The problem called gun lobby

The epidemic of mass shootings in the United States continues unabated.  Since the beginning of this year—that is, in less than three weeks — the country’s media has reported more than thirty such events. There are definitional disputes among US academics and officials about what violent acts involving guns can come within the ambit of mass shootings. Fine distinctions are drawn on the number of dead in a shooting incident for it to qualify as a mass shooting event. What is relevant though is that in most cases the victims are either unknown or casually known to the perpetrator. There is no deep-seated motive that can be attributed to a perpetrator for selecting a specific person or group as targets.

One of the most horrific mass shooting events that has ever occurred took place on May 24 last year at the Robbs Elementary School in Uvalde, Texas. An eighteen-year-old former student of the school killed nineteen children and two teachers. America was deeply shaken with President Joe Biden articulating the sentiments and anguish of many when he addressed the nation after the incident. He said inter alia “As a nation, we have to ask: When in God’s name are we going to stand up to the gun lobby? When in God’s name will we do what we all know in our gut needs to be done”. Legislation was passed in the US Congress making it somewhat more difficult to get guns especially by those who have mental health issues. However, these measures do not even scratch the surface of the problem which is to ensure that the constitutional right of US citizens to hold and bear arms is done away with. It is this right, the relic of an era when US authorities could not guarantee the security of their citizens in a country in the making, which is considered sacred and has become part of the cultural ethos of a large section of the population.

   

Gun making is a lucrative industry. Hence, the gun lobby in the US is powerful and has great political support. But money alone cannot explain such issues; behind them lie a cultural addiction. The fact is that like individuals, not only groups but large sections of a society and a country can develop addictions to goods, substances and even attitudes. In any case addictions are difficult to root out and these difficulties increase manifold if they become part of a culture either secular or sacred.

While US gun laws cause death and injuries to people in that country alone there are addictions which are worldwide and cause havoc. In some cases, like narcotics and psychotropic substances they are considered so harmful that there is international cooperation to combat them. However, there are other addictions which, as a totality, take the toll of an enormous number of lives but are not combatted with the same intensity as are narcotic drugs. Tobacco falls in this category. Its use is discouraged but the industry yields great profit to multinational companies manufacturing cigarettes and to smaller companies which manufacture tobacco products which are chewed or inhaled. Yet tobacco cultivation is allowed and the industry continues.
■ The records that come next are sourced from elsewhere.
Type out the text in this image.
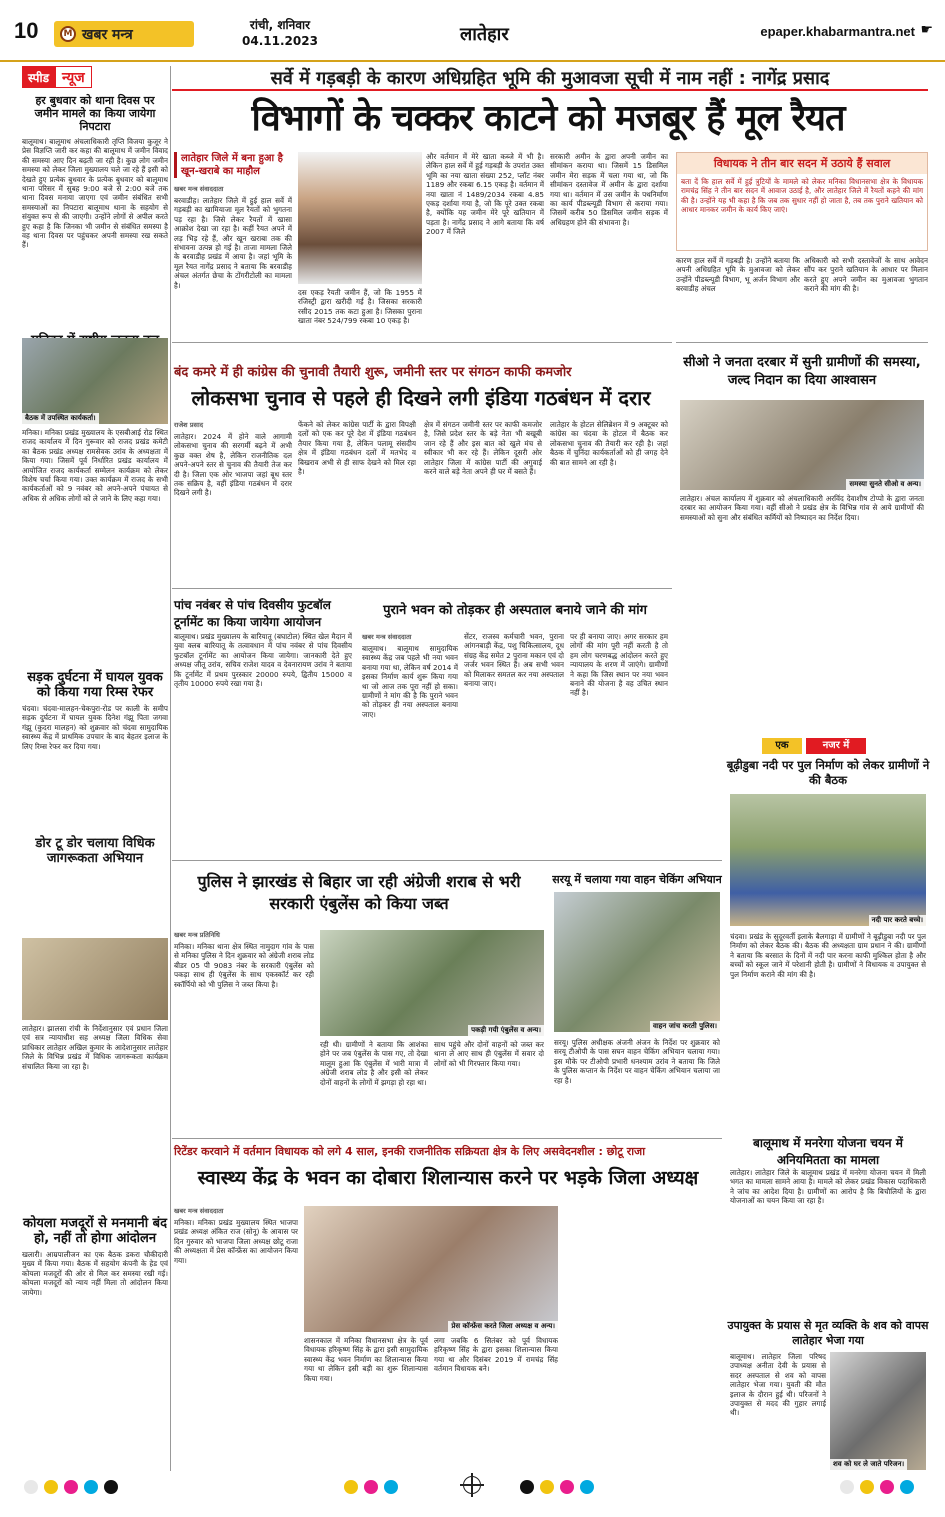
10	M खबर मन्त्र
रांची, शनिवार
04.11.2023	लातेहार	epaper.khabarmantra.net ☛
स्पीड न्यूज
हर बुधवार को थाना दिवस पर जमीन मामले का किया जायेगा निपटारा
बालूमाथ। बालूमाथ अंचलाधिकारी तृप्ति विजया कुजूर ने प्रेस विज्ञप्ति जारी कर कहा की बालूमाथ में जमीन विवाद की समस्या आए दिन बढ़ती जा रही है। कुछ लोग जमीन समस्या को लेकर जिला मुख्यालय चले जा रहे हैं इसी को देखते हुए प्रत्येक बुधवार के प्रत्येक बुधवार को बालूमाथ थाना परिसर में सुबह 9:00 बजे से 2:00 बजे तक थाना दिवस मनाया जाएगा एवं जमीन संबंधित सभी समस्याओं का निपटारा बालूमाथ थाना के सहयोग से संयुक्त रूप से की जाएगी। उन्होंने लोगों से अपील करते हुए कहा है कि जिनका भी जमीन से संबंधित समस्या है वह थाना दिवस पर पहुंचकर अपनी समस्या रख सकते हैं।
बैठक में उपस्थित कार्यकर्ता।
मनिका। मनिका प्रखंड मुख्यालय के एसबीआई रोड स्थित राजद कार्यालय में दिन गुरूवार को राजद प्रखंड कमेटी का बैठक प्रखंड अध्यक्ष रामसेवक उरांव के अध्यक्षता में किया गया। जिसमें पूर्व निर्धारित प्रखंड कार्यालय में आयोजित राजद कार्यकर्ता सम्मेलन कार्यक्रम को लेकर विशेष चर्चा किया गया। उक्त कार्यक्रम में राजद के सभी कार्यकर्ताओं को 9 नवंबर को अपने-अपने पंचायत से अधिक से अधिक लोगों को ले जाने के लिए कहा गया।
सड़क दुर्घटना में घायल युवक को किया गया रिम्स रेफर
चंदवा। चंदवा-मालहन-चेकपुरा-रोड पर काली के समीप सड़क दुर्घटना में घायल युवक दिनेश गंझू पिता जगवा गंझू (कुदरा मालहन) को शुक्रवार को चंदवा सामुदायिक स्वास्थ्य केंद्र में प्राथमिक उपचार के बाद बेहतर इलाज के लिए रिम्स रेफर कर दिया गया।
डोर टू डोर चलाया विधिक जागरूकता अभियान
लातेहार। झालसा रांची के निर्देशानुसार एवं प्रधान जिला एवं सत्र न्यायाधीश सह अध्यक्ष जिला विधिक सेवा प्राधिकार लातेहार अखिल कुमार के आदेशानुसार लातेहार जिले के विभिन्न प्रखंड में विधिक जागरूकता कार्यक्रम संचालित किया जा रहा है।
कोयला मजदूरों से मनमानी बंद हो, नहीं तो होगा आंदोलन
खलारी। आम्रपालीजन का एक बैठक डकरा चौकीदारी मुख्य में किया गया। बैठक में सहयोग कंपनी के हेड एवं कोयला मजदूरों की ओर से मिल कर समस्या रखी गई। कोयला मजदूरों को न्याय नहीं मिला तो आंदोलन किया जायेगा।
सर्वे में गड़बड़ी के कारण अधिग्रहित भूमि की मुआवजा सूची में नाम नहीं : नागेंद्र प्रसाद
विभागों के चक्कर काटने को मजबूर हैं मूल रैयत
लातेहार जिले में बना हुआ है खून-खराबे का माहौल
खबर मन्त्र संवाददाता
बरवाडीह। लातेहार जिले में हुई हाल सर्वे में गड़बड़ी का खामियाजा मूल रैयतों को भुगतना पड़ रहा है। जिसे लेकर रैयतों में खासा आक्रोश देखा जा रहा है। कहीं रैयत अपने में लड़ भिड़ रहे हैं, और खून खराबा तक की संभावना उत्पन्न हो गई है। ताजा मामला जिले के बरवाडीह प्रखंड में आया है। जहां भूमि के मूल रैयत नागेंद्र प्रसाद ने बताया कि बरवाडीह अंचल अंतर्गत छेचा के टोंगरीटोली का मामला है।
दस एकड़ रैयती जमीन हैं, जो कि 1955 में रजिस्ट्री द्वारा खरीदी गई है। जिसका सरकारी रसीद 2015 तक कटा हुआ है। जिसका पुराना खाता नंबर 524/799 रकबा 10 एकड़ है।
और वर्तमान में मेरे खाता कब्जे में भी है। लेकिन हाल सर्वे में हुई गड़बड़ी के उपरांत उक्त भूमि का नया खाता संख्या 252, प्लॉट नंबर 1189 और रकबा 6.15 एकड़ है। वर्तमान में नया खाता नं 1489/2034 रकबा 4.85 एकड़ दर्शाया गया है, जो कि पूरे उक्त रकबा है, क्योंकि यह जमीन मेरे पूरे खतियान में पड़ता है। नागेंद्र प्रसाद ने आगे बताया कि वर्ष 2007 में जिले
सरकारी अमीन के द्वारा अपनी जमीन का सीमांकन कराया था। जिसमें 15 डिसमिल जमीन मेरा सड़क में चला गया था, जो कि सीमांकन दस्तावेज में अमीन के द्वारा दर्शाया गया था। वर्तमान में उस जमीन के पथनिर्माण का कार्य पीडब्ल्यूडी विभाग से कराया गया। जिसमें करीब 50 डिसमिल जमीन सड़क में अधिग्रहण होने की संभावना है।
विधायक ने तीन बार सदन में उठाये हैं सवाल
बता दें कि हाल सर्वे में हुई त्रुटियों के मामले को लेकर मनिका विधानसभा क्षेत्र के विधायक रामचंद्र सिंह ने तीन बार सदन में आवाज उठाई है, और लातेहार जिले में रैयतों कहने की मांग की है। उन्होंने यह भी कहा है कि जब तक सुधार नहीं हो जाता है, तब तक पुराने खतियान को आधार मानकर जमीन के कार्य किए जाएं।
कारण हाल सर्वे में गड़बड़ी है। उन्होंने बताया कि अपनी अधिग्रहित भूमि के मुआवजा को लेकर उन्होंने पीडब्ल्यूडी विभाग, भू अर्जन विभाग और बरवाडीह अंचल
अधिकारी को सभी दस्तावेजों के साथ आवेदन सौंप कर पुराने खतियान के आधार पर मिलान करते हुए अपने जमीन का मुआवजा भुगतान कराने की मांग की है।
बंद कमरे में ही कांग्रेस की चुनावी तैयारी शुरू, जमीनी स्तर पर संगठन काफी कमजोर
लोकसभा चुनाव से पहले ही दिखने लगी इंडिया गठबंधन में दरार
राजेश प्रसाद
लातेहार। 2024 में होने वाले आगामी लोकसभा चुनाव की सरगर्मी बढ़ने में अभी कुछ वक्त शेष है, लेकिन राजनीतिक दल अपने-अपने स्तर से चुनाव की तैयारी तेज कर दी है। जिला एक ओर भाजपा जहां बूथ स्तर तक सक्रिय है, वहीं इंडिया गठबंधन में दरार दिखने लगी है।
फेंकने को लेकर कांग्रेस पार्टी के द्वारा विपक्षी दलों को एक कर पूरे देश में इंडिया गठबंधन तैयार किया गया है, लेकिन पलामू संसदीय क्षेत्र में इंडिया गठबंधन दलों में मतभेद व बिखराव अभी से ही साफ देखने को मिल रहा है।
क्षेत्र में संगठन जमीनी स्तर पर काफी कमजोर है, जिसे प्रदेश स्तर के बड़े नेता भी बखूबी जान रहे हैं और इस बात को खुले मंच से स्वीकार भी कर रहे हैं। लेकिन दूसरी ओर लातेहार जिला में कांग्रेस पार्टी की अगुवाई करने वाले बड़े नेता अपने ही घर में बसते हैं।
लातेहार के होटल सेलिब्रेशन में 9 अक्टूबर को कांग्रेस का चंदवा के होटल में बैठक कर लोकसभा चुनाव की तैयारी कर रही है। जहां बैठक में चुनिंदा कार्यकर्ताओं को ही जगह देने की बात सामने आ रही है।
सीओ ने जनता दरबार में सुनी ग्रामीणों की समस्या, जल्द निदान का दिया आश्वासन
समस्या सुनते सीओ व अन्य।
लातेहार। अंचल कार्यालय में शुक्रवार को अंचलाधिकारी अरविंद देवाशीष टोप्पो के द्वारा जनता दरबार का आयोजन किया गया। वहीं सीओ ने प्रखंड क्षेत्र के विभिन्न गांव से आये ग्रामीणों की समस्याओं को सुना और संबंधित कर्मियों को निष्पादन का निर्देश दिया।
पांच नवंबर से पांच दिवसीय फुटबॉल टूर्नामेंट का किया जायेगा आयोजन
बालूमाथ। प्रखंड मुख्यालय के बारियातू (बघाटोल) स्थित खेल मैदान में युवा क्लब बारियातू के तत्वावधान में पांच नवंबर से पांच दिवसीय फुटबॉल टूर्नामेंट का आयोजन किया जायेगा। जानकारी देते हुए अध्यक्ष जीतू उरांव, सचिव राजेश यादव व देवनारायण उरांव ने बताया कि टूर्नामेंट में प्रथम पुरस्कार 20000 रुपये, द्वितीय 15000 व तृतीय 10000 रुपये रखा गया है।
पुराने भवन को तोड़कर ही अस्पताल बनाये जाने की मांग
खबर मन्त्र संवाददाता
बालूमाथ। बालूमाथ सामुदायिक स्वास्थ्य केंद्र जब पहले भी नया भवन बनाया गया था, लेकिन वर्ष 2014 में इसका निर्माण कार्य शुरू किया गया था जो आज तक पूरा नहीं हो सका। ग्रामीणों ने मांग की है कि पुराने भवन को तोड़कर ही नया अस्पताल बनाया जाए।
सेंटर, राजस्व कर्मचारी भवन, पुराना आंगनबाड़ी केंद्र, पशु चिकित्सालय, दूध संग्रह केंद्र समेत 2 पुराना मकान एवं दो जर्जर भवन स्थित हैं। अब सभी भवन को मिलाकर समतल कर नया अस्पताल बनाया जाए।
पर ही बनाया जाए। अगर सरकार हम लोगों की मांग पूरी नहीं करती है तो हम लोग चरणबद्ध आंदोलन करते हुए न्यायालय के शरण में जाएंगे। ग्रामीणों ने कहा कि जिस स्थान पर नया भवन बनाने की योजना है वह उचित स्थान नहीं है।
एक	नजर में
बूढ़ीडुबा नदी पर पुल निर्माण को लेकर ग्रामीणों ने की बैठक
नदी पार करते बच्चे।
चंदवा। प्रखंड के सुदूरवर्ती इलाके बैलगाड़ा में ग्रामीणों ने बूढ़ीडुबा नदी पर पुल निर्माण को लेकर बैठक की। बैठक की अध्यक्षता ग्राम प्रधान ने की। ग्रामीणों ने बताया कि बरसात के दिनों में नदी पार करना काफी मुश्किल होता है और बच्चों को स्कूल जाने में परेशानी होती है। ग्रामीणों ने विधायक व उपायुक्त से पुल निर्माण कराने की मांग की है।
बालूमाथ में मनरेगा योजना चयन में अनियमितता का मामला
लातेहार। लातेहार जिले के बालूमाथ प्रखंड में मनरेगा योजना चयन में मिली भगत का मामला सामने आया है। मामले को लेकर प्रखंड विकास पदाधिकारी ने जांच का आदेश दिया है। ग्रामीणों का आरोप है कि बिचौलियों के द्वारा योजनाओं का चयन किया जा रहा है।
पुलिस ने झारखंड से बिहार जा रही अंग्रेजी शराब से भरी सरकारी एंबुलेंस को किया जब्त
खबर मन्त्र प्रतिनिधि
मनिका। मनिका थाना क्षेत्र स्थित नामुदाग गांव के पास से मनिका पुलिस ने दिन शुक्रवार को अंग्रेजी शराब लोड बीडर 05 पी 9083 नंबर के सरकारी एंबुलेंस को पकड़ा साथ ही एंबुलेंस के साथ एकस्कॉर्ट कर रही स्कॉर्पियो को भी पुलिस ने जब्त किया है।
पकड़ी गयी एंबुलेंस व अन्य।
रही थी। ग्रामीणों ने बताया कि आशंका होने पर जब एंबुलेंस के पास गए, तो देखा मालूम हुआ कि एंबुलेंस में भारी मात्रा में अंग्रेजी शराब लोड है और इसी को लेकर दोनों वाहनों के लोगों में झगड़ा हो रहा था।
साथ पहुंचे और दोनों वाहनों को जब्त कर थाना ले आए साथ ही एंबुलेंस में सवार दो लोगों को भी गिरफ्तार किया गया।
सरयू में चलाया गया वाहन चेकिंग अभियान
वाहन जांच करती पुलिस।
सरयू। पुलिस अधीक्षक अंजनी अंजन के निर्देश पर शुक्रवार को सरयू टीओपी के पास सघन वाहन चेकिंग अभियान चलाया गया। इस मौके पर टीओपी प्रभारी धनश्याम उरांव ने बताया कि जिले के पुलिस कप्तान के निर्देश पर वाहन चेकिंग अभियान चलाया जा रहा है।
रिटेंडर करवाने में वर्तमान विधायक को लगे 4 साल, इनकी राजनीतिक सक्रियता क्षेत्र के लिए असवेदनशील : छोटू राजा
स्वास्थ्य केंद्र के भवन का दोबारा शिलान्यास करने पर भड़के जिला अध्यक्ष
खबर मन्त्र संवाददाता
मनिका। मनिका प्रखंड मुख्यालय स्थित भाजपा प्रखंड अध्यक्ष अंकित राज (सोनू) के आवास पर दिन गुरुवार को भाजपा जिला अध्यक्ष छोटू राजा की अध्यक्षता में प्रेस कॉन्फ्रेंस का आयोजन किया गया।
प्रेस कॉन्फ्रेंस करते जिला अध्यक्ष व अन्य।
शासनकाल में मनिका विधानसभा क्षेत्र के पूर्व विधायक हरिकृष्ण सिंह के द्वारा इसी सामुदायिक स्वास्थ्य केंद्र भवन निर्माण का शिलान्यास किया गया था लेकिन इसी बड़ी का शुरू शिलान्यास किया गया।
लगा जबकि 6 सितंबर को पूर्व विधायक हरिकृष्ण सिंह के द्वारा इसका शिलान्यास किया गया था और दिसंबर 2019 में रामचंद्र सिंह वर्तमान विधायक बने।
उपायुक्त के प्रयास से मृत व्यक्ति के शव को वापस लातेहार भेजा गया
बालूमाथ। लातेहार जिला परिषद उपाध्यक्ष अनीता देवी के प्रयास से सदर अस्पताल से शव को वापस लातेहार भेजा गया। युवती की मौत इलाज के दौरान हुई थी। परिजनों ने उपायुक्त से मदद की गुहार लगाई थी।
शव को घर ले जाते परिजन।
The tobacco case is particularly interesting. For a long time the major tobacco giant companies, based in the west, combatted the idea that its use harmed human health. They did so politically through lobbyists and legally through enlisting the help of medical practitioners. These doctors despite the great and growing evidence asserted that there was insufficient science to substantiate claims that tobacco was responsible to a host of cancers. Today, the use of tobacco is discouraged the world over but in varying degrees. The irony is that the poorer countries are getting more addicted to tobacco products while its use is falling in the more affluent world.

The case of the Chinese wet markets where exotic wild life is sold for human consumption had attracted a great deal of attention at the beginning of the Covid-19 pandemic in early 2020. It was widely believed that the origin of the zoonotic virus was in a Wuhan wet market where the virus found in bats had jumped to humans through an animal intermediary. No definitive proof of the virus’ origin in China has been determined by the World Health Organisation (WHO) because of China’s lack of cooperation. However, in the wake of the pandemic China announced that it would control its wet markets.

What is pertinent is that the origin of wet markets goes back to times of severe food shortages and even famine in China when the people were forced to source food from unconventional sources. The government did not stop these moves. However, once the people began to use exotic wild animals some of them developed an addiction which has continued even when unconventional food sources are not required. This again shows that what may begin as a necessity once it becomes an addiction among the people causes great misery and continues even when its original need is over.

It is here that political, social and sometimes even religious leaders are needed to de-addict their people. While this is true for guns and substances and food it can apply equally to popular attitudes and approaches which may be relevant in an era but which harm the national cause later on. As a general proposition, if an idea impairs social cohesion, it should be treated as a social addiction and should be put down, if necessary, with a heavy hand.